Although Pelvic Inflammatory Disease is a treatable condition, the infection has the potential to produce long-term structural defects, that could cause infertility (Gibson, 1999). In the attempt to fight off the infection by the body’s immune response, many histological changes may result from the process, leading to scar tissue formation in place of normal endometrial tissue. In the organs where optimal functioning of the structures is essential for successful reproductivity, alterations resulting from cellular tissue repair may impede the ability for normal ovulation processes to occur. Some of the dysfunctions are the result of scarring of the tubes, and tuboovarian abscesses that permanently occlude the fallopian tube, inhibiting the passing of the ovum for fertilization (Bozoyan, 2006). Furthermore, the inflammation to the adnexa significantly increases the risk of ectopic pregnancies due to the resulting damages in tissue function induced by the infection and immune responses (Gibson, 1999). In addition, acute salpingitis is often undiagnosed, or seen in later stages, due to a slow progression of symptoms that may be only mildly experienced. When symptoms present as severe enough to seek treatment, the infection has often progressed to encompass the majority of the reproductive organs, and significant structural damage may have already occurred (Gibson, 1999).
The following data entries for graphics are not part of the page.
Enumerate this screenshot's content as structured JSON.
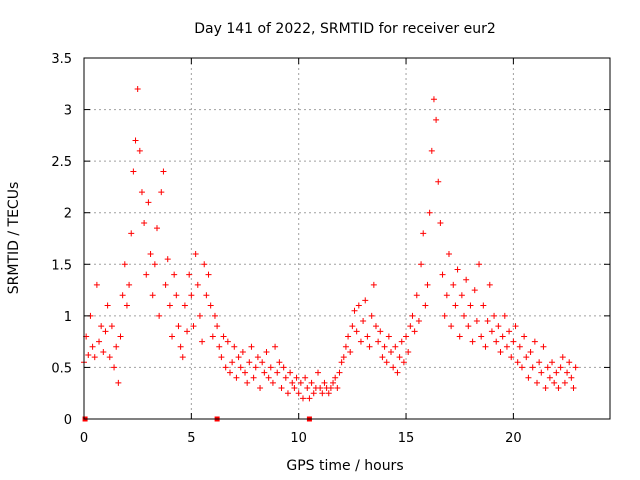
{
  "chart_data": {
    "type": "scatter",
    "title": "Day 141 of 2022, SRMTID for receiver eur2",
    "xlabel": "GPS time / hours",
    "ylabel": "SRMTID / TECUs",
    "xlim": [
      0,
      24.5
    ],
    "ylim": [
      0,
      3.5
    ],
    "grid": true,
    "x_ticks": [
      0,
      5,
      10,
      15,
      20
    ],
    "x_tick_labels": [
      "0",
      "5",
      "10",
      "15",
      "20"
    ],
    "y_ticks": [
      0,
      0.5,
      1,
      1.5,
      2,
      2.5,
      3,
      3.5
    ],
    "y_tick_labels": [
      "0",
      "0.5",
      "1",
      "1.5",
      "2",
      "2.5",
      "3",
      "3.5"
    ],
    "marker": "+",
    "color": "#ff0000",
    "data_gap_markers_x": [
      0.05,
      6.2,
      10.5
    ],
    "series": [
      {
        "name": "SRMTID",
        "x": [
          0.0,
          0.1,
          0.2,
          0.3,
          0.4,
          0.5,
          0.6,
          0.7,
          0.8,
          0.9,
          1.0,
          1.1,
          1.2,
          1.3,
          1.4,
          1.5,
          1.6,
          1.7,
          1.8,
          1.9,
          2.0,
          2.1,
          2.2,
          2.3,
          2.4,
          2.5,
          2.6,
          2.7,
          2.8,
          2.9,
          3.0,
          3.1,
          3.2,
          3.3,
          3.4,
          3.5,
          3.6,
          3.7,
          3.8,
          3.9,
          4.0,
          4.1,
          4.2,
          4.3,
          4.4,
          4.5,
          4.6,
          4.7,
          4.8,
          4.9,
          5.0,
          5.1,
          5.2,
          5.3,
          5.4,
          5.5,
          5.6,
          5.7,
          5.8,
          5.9,
          6.0,
          6.1,
          6.2,
          6.3,
          6.4,
          6.5,
          6.6,
          6.7,
          6.8,
          6.9,
          7.0,
          7.1,
          7.2,
          7.3,
          7.4,
          7.5,
          7.6,
          7.7,
          7.8,
          7.9,
          8.0,
          8.1,
          8.2,
          8.3,
          8.4,
          8.5,
          8.6,
          8.7,
          8.8,
          8.9,
          9.0,
          9.1,
          9.2,
          9.3,
          9.4,
          9.5,
          9.6,
          9.7,
          9.8,
          9.9,
          10.0,
          10.1,
          10.2,
          10.3,
          10.4,
          10.5,
          10.6,
          10.7,
          10.8,
          10.9,
          11.0,
          11.1,
          11.2,
          11.3,
          11.4,
          11.5,
          11.6,
          11.7,
          11.8,
          11.9,
          12.0,
          12.1,
          12.2,
          12.3,
          12.4,
          12.5,
          12.6,
          12.7,
          12.8,
          12.9,
          13.0,
          13.1,
          13.2,
          13.3,
          13.4,
          13.5,
          13.6,
          13.7,
          13.8,
          13.9,
          14.0,
          14.1,
          14.2,
          14.3,
          14.4,
          14.5,
          14.6,
          14.7,
          14.8,
          14.9,
          15.0,
          15.1,
          15.2,
          15.3,
          15.4,
          15.5,
          15.6,
          15.7,
          15.8,
          15.9,
          16.0,
          16.1,
          16.2,
          16.3,
          16.4,
          16.5,
          16.6,
          16.7,
          16.8,
          16.9,
          17.0,
          17.1,
          17.2,
          17.3,
          17.4,
          17.5,
          17.6,
          17.7,
          17.8,
          17.9,
          18.0,
          18.1,
          18.2,
          18.3,
          18.4,
          18.5,
          18.6,
          18.7,
          18.8,
          18.9,
          19.0,
          19.1,
          19.2,
          19.3,
          19.4,
          19.5,
          19.6,
          19.7,
          19.8,
          19.9,
          20.0,
          20.1,
          20.2,
          20.3,
          20.4,
          20.5,
          20.6,
          20.7,
          20.8,
          20.9,
          21.0,
          21.1,
          21.2,
          21.3,
          21.4,
          21.5,
          21.6,
          21.7,
          21.8,
          21.9,
          22.0,
          22.1,
          22.2,
          22.3,
          22.4,
          22.5,
          22.6,
          22.7,
          22.8,
          22.9
        ],
        "y": [
          0.55,
          0.8,
          0.62,
          1.0,
          0.7,
          0.6,
          1.3,
          0.75,
          0.9,
          0.65,
          0.85,
          1.1,
          0.6,
          0.9,
          0.5,
          0.7,
          0.35,
          0.8,
          1.2,
          1.5,
          1.1,
          1.3,
          1.8,
          2.4,
          2.7,
          3.2,
          2.6,
          2.2,
          1.9,
          1.4,
          2.1,
          1.6,
          1.2,
          1.5,
          1.85,
          1.0,
          2.2,
          2.4,
          1.3,
          1.55,
          1.1,
          0.8,
          1.4,
          1.2,
          0.9,
          0.7,
          0.6,
          1.1,
          0.85,
          1.4,
          1.2,
          0.9,
          1.6,
          1.3,
          1.0,
          0.75,
          1.5,
          1.2,
          1.4,
          1.1,
          0.8,
          1.0,
          0.9,
          0.7,
          0.6,
          0.8,
          0.5,
          0.75,
          0.45,
          0.55,
          0.7,
          0.4,
          0.6,
          0.5,
          0.65,
          0.45,
          0.35,
          0.55,
          0.7,
          0.4,
          0.5,
          0.6,
          0.3,
          0.55,
          0.45,
          0.65,
          0.4,
          0.5,
          0.35,
          0.7,
          0.45,
          0.55,
          0.3,
          0.5,
          0.4,
          0.25,
          0.45,
          0.35,
          0.3,
          0.4,
          0.25,
          0.35,
          0.2,
          0.4,
          0.3,
          0.2,
          0.35,
          0.25,
          0.3,
          0.45,
          0.3,
          0.25,
          0.35,
          0.3,
          0.25,
          0.3,
          0.35,
          0.4,
          0.3,
          0.45,
          0.55,
          0.6,
          0.7,
          0.8,
          0.65,
          0.9,
          1.05,
          0.85,
          1.1,
          0.75,
          0.95,
          1.15,
          0.8,
          0.7,
          1.0,
          1.3,
          0.9,
          0.75,
          0.85,
          0.6,
          0.7,
          0.55,
          0.8,
          0.65,
          0.5,
          0.7,
          0.45,
          0.6,
          0.75,
          0.55,
          0.8,
          0.65,
          0.9,
          1.0,
          0.85,
          1.2,
          0.95,
          1.5,
          1.8,
          1.1,
          1.3,
          2.0,
          2.6,
          3.1,
          2.9,
          2.3,
          1.9,
          1.4,
          1.0,
          1.2,
          1.6,
          0.9,
          1.3,
          1.1,
          1.45,
          0.8,
          1.2,
          1.0,
          1.35,
          0.9,
          1.1,
          0.75,
          1.25,
          0.95,
          1.5,
          0.8,
          1.1,
          0.7,
          0.95,
          1.3,
          0.85,
          1.0,
          0.75,
          0.9,
          0.65,
          0.8,
          1.0,
          0.7,
          0.85,
          0.6,
          0.75,
          0.9,
          0.55,
          0.7,
          0.5,
          0.8,
          0.6,
          0.4,
          0.65,
          0.5,
          0.75,
          0.35,
          0.55,
          0.45,
          0.7,
          0.3,
          0.5,
          0.4,
          0.55,
          0.35,
          0.45,
          0.3,
          0.5,
          0.6,
          0.35,
          0.45,
          0.55,
          0.4,
          0.3,
          0.5
        ]
      }
    ]
  }
}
As healthcare professionals, it is imperative to initiate aggressive treatment to eliminate the inflammation as soon as possible in order to prevent further damage and complications. Furthermore, early education on healthy and safe sexual practices should be initiated whenever possible to enhance understanding, and prevent incidences of sexually transmitted infections.
Bozoyan, M., (2006). Pelvic inflammatory disease; Sexually transmitted infections.
Armenian Medical Network. Retrieved from http://www.health.am/sex/more/pelvic_inflammatory_disease/
Gibson, M. (1999). Pelvic inflammatory disease: chronic sequelae of salpingitis.
Contemporary OB/GYN, 44(8) 123
Kumar, V. (2010). The female genital tract. Robbins and Cotran; Pathologic basis of disease, pp 1009-1010. Philadelphia: Elsevier.